We all love our pets and yet this #1 disease is often ignored because pets seldom show symptoms. In nature, if you don’t eat you die. In nature, if you show weakness or pain, predators seek you out. Our dogs and cats have evolved with a simple rule; you eat if at all possible!

 

Here are some common misconceptions that may give pet owners a false feeling that their pet’s oral health is OK:

 

Dry food and dog biscuits clean teeth: No! Most dental disease in pets is gumline disease and regular dry food crumbles before it reaches the gum line. The tooth crown may appear cleaner but the periodontal disease is unaffected.

 

Bad breath is normal in dogs and cats: No, odor indicates infection!

 

My pet doesn’t need a cleaning until tartar (brown stuff) is present: No! You and I don’t wait until we have tartar. By then permanent changes are occurring that can’t be reversed.

 

Bones are good for dog’s teeth: No! Pets who chew bones often break teeth, exposing the dentin and root canals which immediately become infected causing pain and exposing the bloodstream to more bacteria.

 

Pets don’t need to have their teeth brushed: Yes they do!
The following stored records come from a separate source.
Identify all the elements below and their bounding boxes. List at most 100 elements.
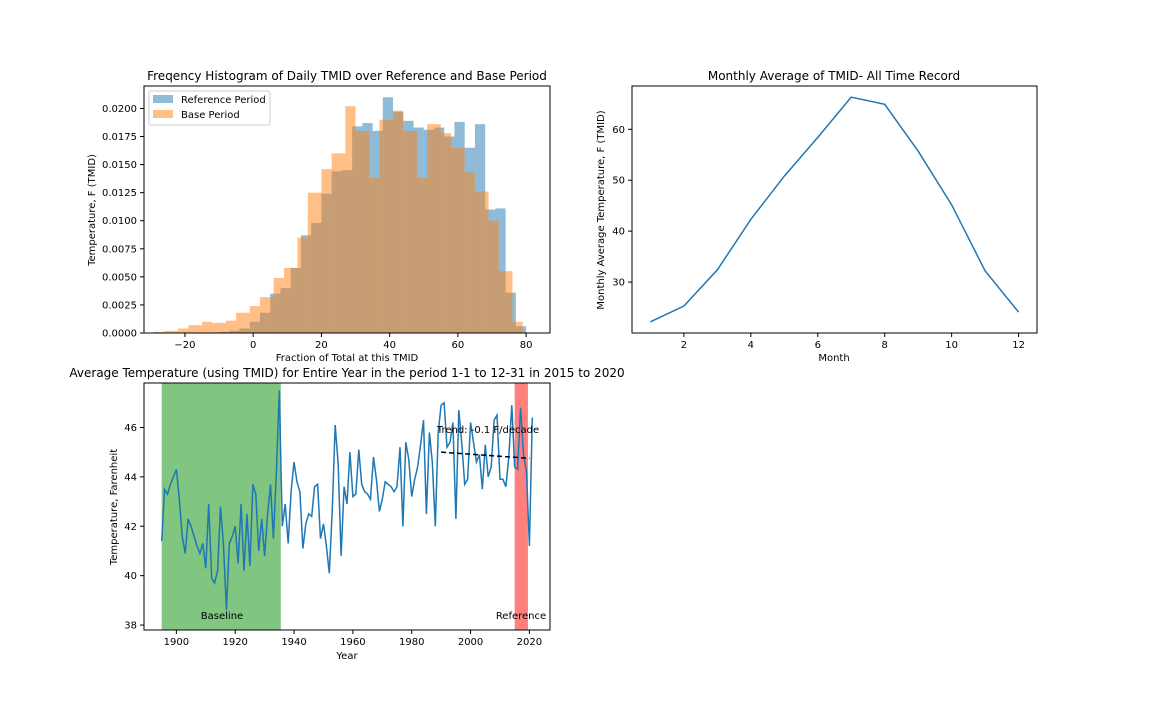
monthly-xlabel: Month: [818, 353, 849, 364]
reference-region: [514, 383, 528, 630]
histogram-frame: [143, 85, 551, 334]
y-tick-label: 0.0025: [102, 300, 137, 311]
annual-panel: Trend: -0.1 F/decade Baseline Reference 19…: [69, 366, 624, 662]
y-tick-label: 0.0200: [102, 104, 137, 115]
y-tick-label: 38: [124, 621, 137, 632]
base-period-bar: [307, 192, 322, 333]
y-tick-label: 50: [612, 176, 625, 187]
base-period-bar: [297, 237, 308, 333]
trend-label: Trend: -0.1 F/decade: [436, 425, 539, 436]
x-tick-label: 2000: [458, 637, 483, 648]
base-period-bar: [164, 330, 179, 333]
base-period-bar: [403, 130, 417, 333]
legend-swatch-reference: [153, 95, 173, 103]
y-tick-label: 0.0100: [102, 216, 137, 227]
x-tick-label: −20: [174, 340, 195, 351]
y-tick-label: 0.0150: [102, 160, 137, 171]
y-tick-label: 40: [612, 227, 625, 238]
monthly-frame: [631, 85, 1038, 334]
x-tick-label: 2020: [517, 637, 542, 648]
reference-label: Reference: [496, 611, 546, 622]
base-period-bar: [178, 328, 189, 333]
base-period-bar: [212, 322, 226, 333]
y-tick-label: 0.0050: [102, 272, 137, 283]
base-period-bar: [416, 178, 428, 333]
annual-ylabel: Temperature, Farenheit: [109, 449, 120, 566]
histogram-axes: −20 0 20 40 60 80 0.0000 0.0025 0.0050 0.0075 0.01…: [102, 104, 532, 351]
trend-line: [441, 451, 530, 460]
annual-axes: 1900 1920 1940 1960 1980 2000 2020 38 40 42 44 46: [124, 423, 542, 648]
monthly-average-line: [650, 96, 1020, 323]
histogram-panel: −20 0 20 40 60 80 0.0000 0.0025 0.0050 0.0075 0.01…: [87, 69, 551, 364]
monthly-plot-area: [650, 96, 1020, 323]
legend-swatch-base: [153, 110, 173, 118]
x-tick-label: 8: [882, 340, 888, 351]
base-period-bar: [188, 325, 202, 333]
annual-frame: [143, 382, 551, 631]
x-tick-label: 1980: [399, 637, 424, 648]
x-tick-label: 1920: [222, 637, 247, 648]
x-tick-label: 10: [945, 340, 958, 351]
base-period-bar: [260, 297, 274, 333]
base-period-bar: [273, 277, 284, 333]
x-tick-label: 12: [1012, 340, 1025, 351]
base-period-bar: [283, 267, 298, 333]
legend-label-base: Base Period: [181, 110, 240, 121]
y-tick-label: 60: [612, 125, 625, 136]
histogram-xlabel: Fraction of Total at this TMID: [276, 353, 419, 364]
base-period-bar: [321, 169, 332, 333]
x-tick-label: 1940: [281, 637, 306, 648]
base-period-bar: [369, 178, 380, 333]
base-period-bar: [474, 191, 489, 333]
base-period-bar: [498, 271, 513, 333]
y-tick-label: 44: [124, 472, 137, 483]
y-tick-label: 0.0175: [102, 132, 137, 143]
y-tick-label: 0.0125: [102, 188, 137, 199]
y-tick-label: 40: [124, 571, 137, 582]
x-tick-label: 20: [315, 340, 328, 351]
base-period-bar: [225, 320, 237, 333]
base-period-bar: [512, 321, 523, 333]
x-tick-label: 0: [250, 340, 256, 351]
y-tick-label: 0.0000: [102, 329, 137, 340]
x-tick-label: 60: [452, 340, 465, 351]
y-tick-label: 42: [124, 522, 137, 533]
baseline-label: Baseline: [201, 611, 243, 622]
histogram-ylabel: Temperature, F (TMID): [87, 154, 98, 267]
base-period-bar: [488, 220, 499, 333]
monthly-ylabel: Monthly Average Temperature, F (TMID): [596, 110, 607, 309]
annual-temperature-line: [160, 390, 534, 611]
base-period-bar: [393, 110, 404, 333]
x-tick-label: 1900: [164, 637, 189, 648]
base-period-bar: [202, 321, 213, 333]
legend-box: [148, 90, 271, 126]
y-tick-label: 30: [612, 278, 625, 289]
x-tick-label: 2: [681, 340, 687, 351]
base-period-bar: [355, 130, 370, 333]
x-tick-label: 80: [520, 340, 533, 351]
base-period-bar: [331, 153, 346, 333]
x-tick-label: 1960: [340, 637, 365, 648]
annual-plot-area: Trend: -0.1 F/decade Baseline Reference: [160, 383, 546, 630]
legend-label-reference: Reference Period: [181, 95, 266, 106]
base-period-bar: [464, 172, 475, 333]
base-period-bar: [440, 133, 452, 333]
base-period-bar: [379, 119, 394, 333]
base-period-bar: [451, 147, 465, 333]
annual-title: Average Temperature (using TMID) for Ent…: [69, 366, 624, 380]
y-tick-label: 46: [124, 423, 137, 434]
monthly-axes: 2 4 6 8 10 12 30 40 50 60: [612, 125, 1025, 351]
base-period-bar: [427, 124, 441, 333]
histogram-legend: Reference Period Base Period: [148, 90, 271, 126]
monthly-panel: 2 4 6 8 10 12 30 40 50 60 Monthly Average of TMID…: [596, 69, 1038, 364]
reference-period-bar: [495, 208, 506, 333]
base-period-bar: [154, 331, 165, 333]
histogram-title: Freqency Histogram of Daily TMID over Re…: [147, 69, 547, 83]
histogram-bars: [154, 97, 527, 334]
monthly-title: Monthly Average of TMID- All Time Record: [708, 69, 960, 83]
base-period-bar: [345, 106, 356, 333]
x-tick-label: 6: [815, 340, 821, 351]
annual-xlabel: Year: [335, 651, 358, 662]
x-tick-label: 4: [748, 340, 754, 351]
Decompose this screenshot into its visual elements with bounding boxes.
Most humans brush, floss, gargle and go to the dentist every six months while the majority of pets go years without any dental care. If pets would stop eating, drool, paw at their mouth, cry and drop food we would react immediately, but they don’t. Over a two to three week period you can train most dogs and many cats to look forward to and enjoy daily brushing with poultry-flavored tooth paste and because of the shape of their teeth, obtain GREAT results with a 20-second commitment per day. And it’s almost free!

 

Dogs have better teeth than people: No! Average enamel thickness of a dog tooth is 1mm and people teeth have 3mm of enamel.

 

Pets don’t need professional dental cleanings: Yes they do! Our pets are living longer. Even with
good brushing, pets need a thorough professional cleaning by a veterinarian typically once a year starting before you see tartar.

 

Dogs and cats seldom get cavities: No! Approximately 5% of dogs develop cavities and approximately 50% of cats develop cavities, and most never show symptoms.

 

How do you know if your pet has dental disease? Just raise the lip while the mouth is closed and look. If you see a red gum line or any discoloration on the teeth or any mouth odor, point it out to your veterinarian.

 

No matter what the health status of your pet’s mouth, it’s never too late to give them a comfortable and healthy mouth. Your veterinarian can help you get started.

 


Dr. Dave works at Animal Hospital of North Asheville.